When the

Diederik Stapel scandal was first in the news last year, I thought it might be interesting to play around with his data and Benford's Law.

Benford's Law is a statistical

*artefact* that describes how the frequencies of the first digits in all sorts of large, natural datasets are not, as you'd perhaps expect, distributed evenly. There are not just as many numbers starting with '1' as there are numbers starting with '6' or '9'. In fact, the distribution follows a particular pattern with 1 being the most often observed first digit (around 30%) and 9 the least (around 5%). This finding is confirmed in all kinds of data sets and the phenomenon is occasionally used to check for fraud. The idea being that data that is made up or manipulated won't have the right distribution (

Here's an example in the Economist, earlier this week).

I had seen a couple of examples of the application of Benford's Law to spot scientific fraud and I thought it could be interesting to use the Stapel case to see how it would work in experimental social science. I didn't spend too much time on it. I took Stapel's CV and started tracking down his most recent publications (at that point none of which were retracted yet). Of his publications in 2011 I managed to get hold of the following 10 via the university library:

1. Stapel, D.A., & Lindenberg, S. (2011). Coping with chaos: How disordered contexts promote stereotyping and discrimination. Science, 332,251-253.

2. Lammers, J., Stoker, J.I., Jordan, J., Pollmann, M.M.H., & Stapel, D.A. (2011). Power increases infidelity among men and women. Psychological Science, 22, 1191-1197.

3. Stapel, D.A., & Van der Linde, L.A.J.G. (2011). What drives self-affirmation effects?: On the importance of differentiating value affirmation and attribute affirmation. Journal of Personality and Social Psychology, 101, 34-45.

4. Johnson, C.S., & Stapel, D.A. (2011). Happiness as alchemy: Positive mood and responses to social comparisons. Motivation and Emotion, 35, 165-180.

5. Stapel, D.A., & Noordewier, M.K. (2011). The mental roots of system justification: System threat, need for structure, and stereotyping. Social Cognition, 29, 238-254.

6. Van Doorn, J., & Stapel D.A. (2011). When and How Beauty Sells: Priming, Conditioning, and Persuasion Processes, Journal of Consumer Research, published online June 1, 2011.

7. Lammers, J., & Stapel, D.A. (2011) Racist biases in legal decisions are reduced by a justice focus. European Journal of Social Psychology, 41, 375-387.

8. Lindenberg, S.M., Joly, J.F., & Stapel, D.A. (2011). The norm-activating power of celebrity: The dynamics of success and influence. Social Psychology Quarterly, 74, 98-120.

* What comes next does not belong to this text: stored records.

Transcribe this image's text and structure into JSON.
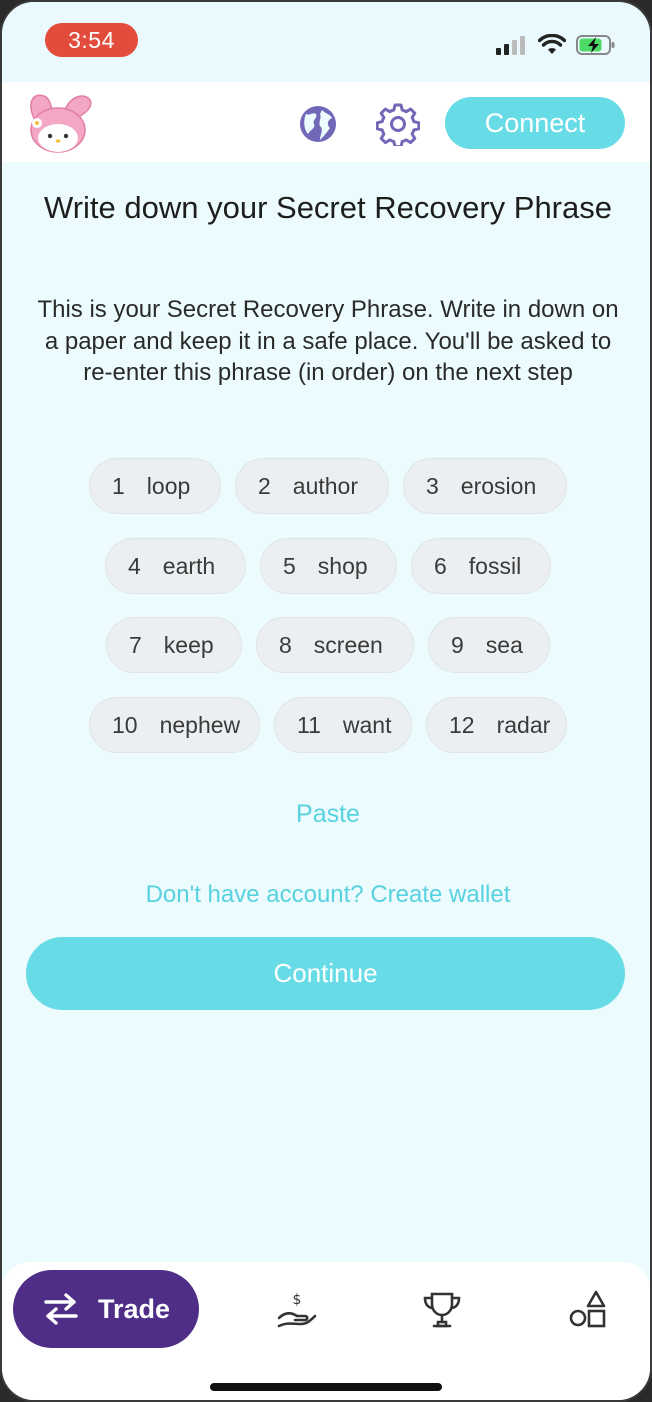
{
  "status_bar": {
    "time": "3:54"
  },
  "header": {
    "connect_label": "Connect"
  },
  "content": {
    "title": "Write down your Secret Recovery Phrase",
    "description": "This is your Secret Recovery Phrase. Write in down on a paper and keep it in a safe place. You'll be asked to re-enter this phrase (in order) on the next step",
    "words": [
      {
        "num": "1",
        "word": "loop"
      },
      {
        "num": "2",
        "word": "author"
      },
      {
        "num": "3",
        "word": "erosion"
      },
      {
        "num": "4",
        "word": "earth"
      },
      {
        "num": "5",
        "word": "shop"
      },
      {
        "num": "6",
        "word": "fossil"
      },
      {
        "num": "7",
        "word": "keep"
      },
      {
        "num": "8",
        "word": "screen"
      },
      {
        "num": "9",
        "word": "sea"
      },
      {
        "num": "10",
        "word": "nephew"
      },
      {
        "num": "11",
        "word": "want"
      },
      {
        "num": "12",
        "word": "radar"
      }
    ],
    "paste_label": "Paste",
    "create_wallet_label": "Don't have account? Create wallet",
    "continue_label": "Continue"
  },
  "bottom_nav": {
    "trade_label": "Trade",
    "items": [
      "trade-icon",
      "earn-icon",
      "trophy-icon",
      "shapes-icon"
    ]
  },
  "colors": {
    "accent": "#67dce6",
    "link": "#58d2e0",
    "nav_active": "#4e2e86",
    "background": "#ecfbfd",
    "time_pill": "#e24c3c"
  }
}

9. Johnson, C.S., & Stapel, D.A. (2011). Reflection vs. Self-reflection: Sources of self-esteem boost determine behavioral outcomes. Social Psychology, 42, 144-151. 72

10. Lammers, J., & Stapel, D.A. (2011). Power increases dehumanization. Group Processes & Intergroup Relations, 14, 113-126.

My way of data collection was pretty crude. I took the results section(s) of these papers (and only the results sections) and simply scored every number I encountered. The only distinction I made is that I didn't count P-values (because they were often reported inexactly, p < 0.05 etc) and number of participants (can't really remember why I chose not to include these...). Things I did count included F statistics, t values, means, SD's, path coefficients, correlation coefficients, Cronbach's alpha's etc.. I tried to avoid double counting certain numbers - numbers that were presented in a table but also referred to in the text - but I worked pretty quickly and didn't actually read the texts so I probably overlooked many instances. I ended up with a data set of 1107 numbers, had Excel *extract* their first digits and made a bar graph with their frequencies. It certainly didn't look like the distribution as predicted by Benford's Law but I didn't quite know what to make of it. One thing I had noticed collecting the data for instance was that Stapel used a lot of 7-point Likert scales in his 'research'. It doesn't seem unlikely that that will influence the kind of first digits used. I wasn't sure if a data set based on similar but non-fraudulent papers would actually follow Benford's Law. I thought about collection data on other, presumably non-fraudulent research but regular work got in the way and the project ended up in a drawer.

It stayed there until about a month ago when the committees installed by the three universities where Stapel worked during his career - Amsterdam, Groningen and Tilburg - presented the results of their investigation into his work. Not all of Stapel's articles were based on fabricated data. The rapport includes handy lists of all of Stapel's publications with an indication of whether the committee had 'established fraud' or not. Out of the 10 articles published in 2011 that I had collected 7 were deemed to be fraudulent (1,3,4,5,6,7,8) and the remaining 3 were apparently not (2,9 and 10). So now I could make the comparison between Stapel's real and fake data and check the distribution of the first digits in both data sets (with 186 and 921 numbers respectively).

That worked pretty well, I thought. I'm especially surprised with how well the distribution of the first digits from the non-fraudulent papers seems to follow Benford's Law (as said, only 186 digits, from 3 papers). There appear to be more 5's than predicted, but maybe that's a consequence of using all those 7-point Likert scales. The first digits from the fraudulent papers clearly don't follow Benford's Law, seemingly confirming the committees' conclusion that they were made up. This is, of course, just a very simple analysis. There are more than a few possible catches. Perhaps the data of a particular kind of research were easier to fudge than other kind of research and all the graph shows is the difference between research with, say, lots of Likert scales and other research. And I doubt there is a big future for Benford's Law in spotting scientific fraud. As soon as potential fraudsters know their results will be tested this way they can simply make up their numbers so that they fit. But, for now, I thought this was a pretty neat example of the application of Benford's Law in the experimental social sciences.